Now, the debt has crumbled, as it also always does. An economy based on debt and the growing of the ability to pay off debt is totally dependent on a growing economy, and the peoples’ ability to pay off that growing debt on a regular basis. But when this house of cards slowed down, as all economies do periodically, the greed-based debt pyramid had nowhere to go, but down. And down it has come.

This pyramid scheme propped up prices for everything that we’ve been paying for for a couple decades now: houses, cars, appliances, even wages and those immensely obscene bonuses to corporate managers, even as their companies crumbled around them. The pyramid has led to us having to scramble excessively in our lives, to keep up with the ‘things’ that we all have been duped into thinking we need.

So it has all fallen apart. And what is left when a house of cards falls down? Two things: The players, and the stack of cards on the table. The players are you and me. And the stack of cards are our own resources and talents, connections and skills. In other words, the actual true value of our relationships within our own local economies.

So what does one do when one is furious, but wants to change that anger into something productive?

Bless President Obama. He’s stepped into a nearly impossible situation to win. But he’s focused on the same thing as I’m saying here: Our wealth doesn’t lie on Wall Street, or in Washington. Our wealth comes from that other ‘W’ word: We. We are our wealth, our best source of freedom, of liberty, of economical well-being. We are the source of the cure for this horrible situation we’ve found ourselves in. And We can do it, We the People.

You have to take your financial consciousness into your own hands. And We have to do so as communities, and stop relying on the bloated policies and ideas of this ill-begotten and sickness of greed perpetrated by Bush and his people.  We have to do it, and We have to start now.

Here are three steps you can do, right now, today, that will help turn your life and the financial life of your community around. I’m doing these things, and it’s working. Here they are:

    1) Return to a cooperative way of living within your means, and within your neighborhood and community. Start co-ops for food, energy, transportation, handyman services, babysitting, energy sustainability. Any product, service, need or desire can be brought into a cooperative of teams within your community. Get five people together to start it, and get moving.

    2) Live within your means. Stop believing ads on tv that tell you how you should look, live, eat, behave. In fact, stop watching tv altogether, it’s nothing but a wasteland of horrible values, people hurting and killing each other, and ads for junk that you don’t need. For instance, have you noticed that all laugh-tracks on so-called comedy shows now are laughing at the ridicule and sarcasm one character perpetrates on another? Why watch such junk? Turn it off, start a garden, read with your kids, make love with your spouse, and have coffee with your friends and neighbors. Live locally.

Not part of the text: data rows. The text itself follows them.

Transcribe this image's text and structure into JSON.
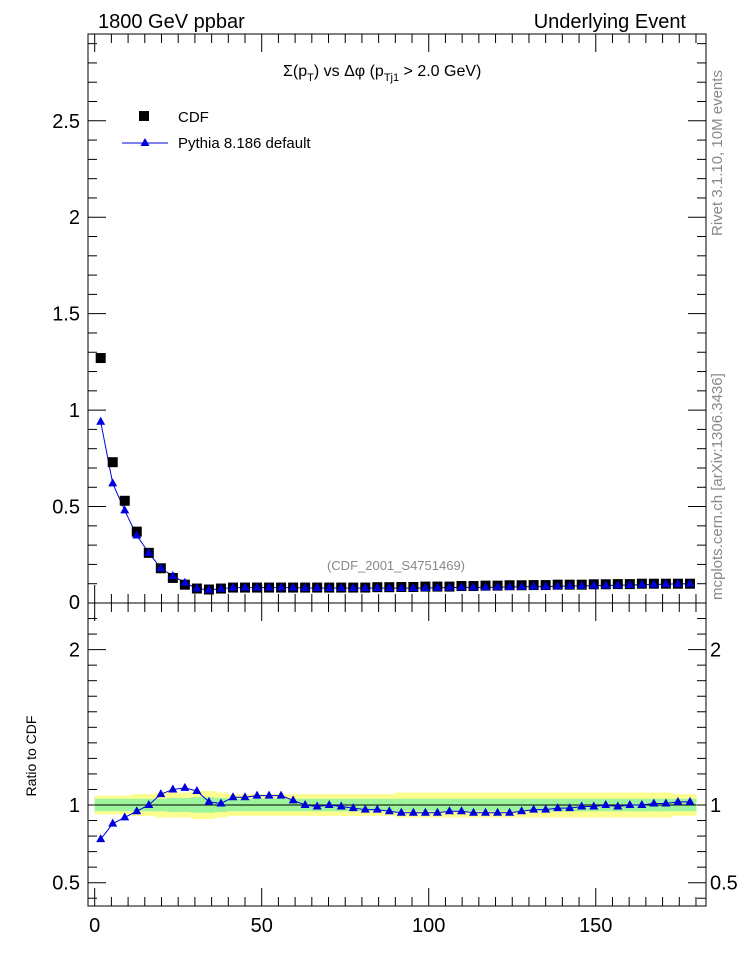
{
  "header": {
    "left": "1800 GeV ppbar",
    "right": "Underlying Event"
  },
  "side_labels": {
    "rivet": "Rivet 3.1.10, 10M events",
    "mcplots": "mcplots.cern.ch [arXiv:1306.3436]"
  },
  "colors": {
    "data": "#000000",
    "mc": "#0000dd",
    "band_inner": "#9cf59c",
    "band_outer": "#fbfd8f"
  },
  "chart_data": [
    {
      "type": "scatter",
      "title_parts": {
        "main": "Σ(p",
        "sub1": "T",
        "mid": ") vs Δφ (p",
        "sub2": "Tj1",
        "tail": " > 2.0 GeV)"
      },
      "watermark": "(CDF_2001_S4751469)",
      "xlim": [
        -2,
        183
      ],
      "ylim": [
        0,
        2.95
      ],
      "y_ticks": [
        0.5,
        1,
        1.5,
        2,
        2.5
      ],
      "y_tick_labels": [
        "0.5",
        "1",
        "1.5",
        "2",
        "2.5"
      ],
      "y_zero_label": "0",
      "legend_position": "top-left",
      "x": [
        1.8,
        5.4,
        9,
        12.6,
        16.2,
        19.8,
        23.4,
        27,
        30.6,
        34.2,
        37.8,
        41.4,
        45,
        48.6,
        52.2,
        55.8,
        59.4,
        63,
        66.6,
        70.2,
        73.8,
        77.4,
        81,
        84.6,
        88.2,
        91.8,
        95.4,
        99,
        102.6,
        106.2,
        109.8,
        113.4,
        117,
        120.6,
        124.2,
        127.8,
        131.4,
        135,
        138.6,
        142.2,
        145.8,
        149.4,
        153,
        156.6,
        160.2,
        163.8,
        167.4,
        171,
        174.6,
        178.2
      ],
      "series": [
        {
          "name": "CDF",
          "marker": "square",
          "values": [
            1.27,
            0.73,
            0.53,
            0.37,
            0.26,
            0.18,
            0.13,
            0.095,
            0.075,
            0.07,
            0.075,
            0.08,
            0.08,
            0.08,
            0.08,
            0.08,
            0.08,
            0.08,
            0.08,
            0.08,
            0.08,
            0.08,
            0.08,
            0.082,
            0.082,
            0.083,
            0.083,
            0.085,
            0.085,
            0.085,
            0.088,
            0.088,
            0.09,
            0.09,
            0.092,
            0.092,
            0.093,
            0.093,
            0.095,
            0.095,
            0.095,
            0.097,
            0.097,
            0.098,
            0.098,
            0.1,
            0.1,
            0.1,
            0.1,
            0.1
          ]
        },
        {
          "name": "Pythia 8.186 default",
          "marker": "triangle",
          "values": [
            0.94,
            0.62,
            0.48,
            0.35,
            0.26,
            0.18,
            0.14,
            0.105,
            0.075,
            0.068,
            0.074,
            0.08,
            0.08,
            0.08,
            0.08,
            0.08,
            0.08,
            0.078,
            0.078,
            0.078,
            0.078,
            0.077,
            0.077,
            0.078,
            0.077,
            0.077,
            0.077,
            0.078,
            0.079,
            0.08,
            0.081,
            0.081,
            0.081,
            0.082,
            0.083,
            0.084,
            0.085,
            0.085,
            0.087,
            0.088,
            0.089,
            0.09,
            0.091,
            0.092,
            0.093,
            0.095,
            0.096,
            0.098,
            0.099,
            0.1
          ]
        }
      ]
    },
    {
      "type": "scatter",
      "ylabel": "Ratio to CDF",
      "xlim": [
        -2,
        183
      ],
      "ylim": [
        0.35,
        2.3
      ],
      "x_ticks": [
        0,
        50,
        100,
        150
      ],
      "x_tick_labels": [
        "0",
        "50",
        "100",
        "150"
      ],
      "y_ticks": [
        0.5,
        1,
        2
      ],
      "y_tick_labels": [
        "0.5",
        "1",
        "2"
      ],
      "x": [
        1.8,
        5.4,
        9,
        12.6,
        16.2,
        19.8,
        23.4,
        27,
        30.6,
        34.2,
        37.8,
        41.4,
        45,
        48.6,
        52.2,
        55.8,
        59.4,
        63,
        66.6,
        70.2,
        73.8,
        77.4,
        81,
        84.6,
        88.2,
        91.8,
        95.4,
        99,
        102.6,
        106.2,
        109.8,
        113.4,
        117,
        120.6,
        124.2,
        127.8,
        131.4,
        135,
        138.6,
        142.2,
        145.8,
        149.4,
        153,
        156.6,
        160.2,
        163.8,
        167.4,
        171,
        174.6,
        178.2
      ],
      "band_inner": [
        0.04,
        0.04,
        0.04,
        0.04,
        0.04,
        0.04,
        0.045,
        0.045,
        0.05,
        0.05,
        0.045,
        0.04,
        0.04,
        0.04,
        0.04,
        0.04,
        0.04,
        0.04,
        0.04,
        0.04,
        0.04,
        0.04,
        0.04,
        0.04,
        0.04,
        0.04,
        0.04,
        0.04,
        0.04,
        0.04,
        0.04,
        0.04,
        0.04,
        0.04,
        0.04,
        0.04,
        0.04,
        0.04,
        0.04,
        0.04,
        0.04,
        0.04,
        0.04,
        0.04,
        0.04,
        0.04,
        0.04,
        0.04,
        0.04,
        0.04
      ],
      "band_outer": [
        0.06,
        0.06,
        0.06,
        0.07,
        0.07,
        0.08,
        0.08,
        0.08,
        0.09,
        0.09,
        0.08,
        0.07,
        0.07,
        0.07,
        0.07,
        0.07,
        0.07,
        0.07,
        0.07,
        0.07,
        0.07,
        0.07,
        0.07,
        0.07,
        0.07,
        0.08,
        0.08,
        0.08,
        0.08,
        0.08,
        0.08,
        0.08,
        0.08,
        0.08,
        0.08,
        0.08,
        0.08,
        0.08,
        0.08,
        0.08,
        0.08,
        0.08,
        0.08,
        0.08,
        0.08,
        0.08,
        0.08,
        0.08,
        0.07,
        0.07
      ],
      "series": [
        {
          "name": "Pythia 8.186 default",
          "values": [
            0.78,
            0.88,
            0.92,
            0.96,
            1.0,
            1.07,
            1.1,
            1.11,
            1.09,
            1.02,
            1.01,
            1.05,
            1.05,
            1.06,
            1.06,
            1.06,
            1.03,
            1.0,
            0.99,
            1.0,
            0.99,
            0.98,
            0.97,
            0.97,
            0.96,
            0.95,
            0.95,
            0.95,
            0.95,
            0.96,
            0.96,
            0.95,
            0.95,
            0.95,
            0.95,
            0.96,
            0.97,
            0.97,
            0.98,
            0.98,
            0.99,
            0.99,
            1.0,
            0.99,
            1.0,
            1.0,
            1.01,
            1.01,
            1.02,
            1.02
          ]
        }
      ]
    }
  ]
}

    3) And that leads to the third idea you can start today: Buy locally. Support your neighbor’s businesses, stop going to the big-box stores, stop shopping for junk and junk-food you don’t need, and eat at locally owned restaurants, shop at locally-owned stores, and contribute your money right back into the community, instead of sending it through these huge corporations into this ridiculous maze of financial mishandling we’re now suffering from. Gandhi only bought locally made products, and started a revolution based on not buying clothing made in England. You can start such a revolution, too.

Start being the "We the People’ our fore-fathers and mothers imagined, worked for, fought and died for. Keep their legacy alive in your own life. We owe it to them, and to our children and grandchildren.

If you do these three things, they will lead to other steps you can take.  Be open to community. Let it pull you forward into a life filled with connection, love, and financial abundance, within your means, through this Way of We!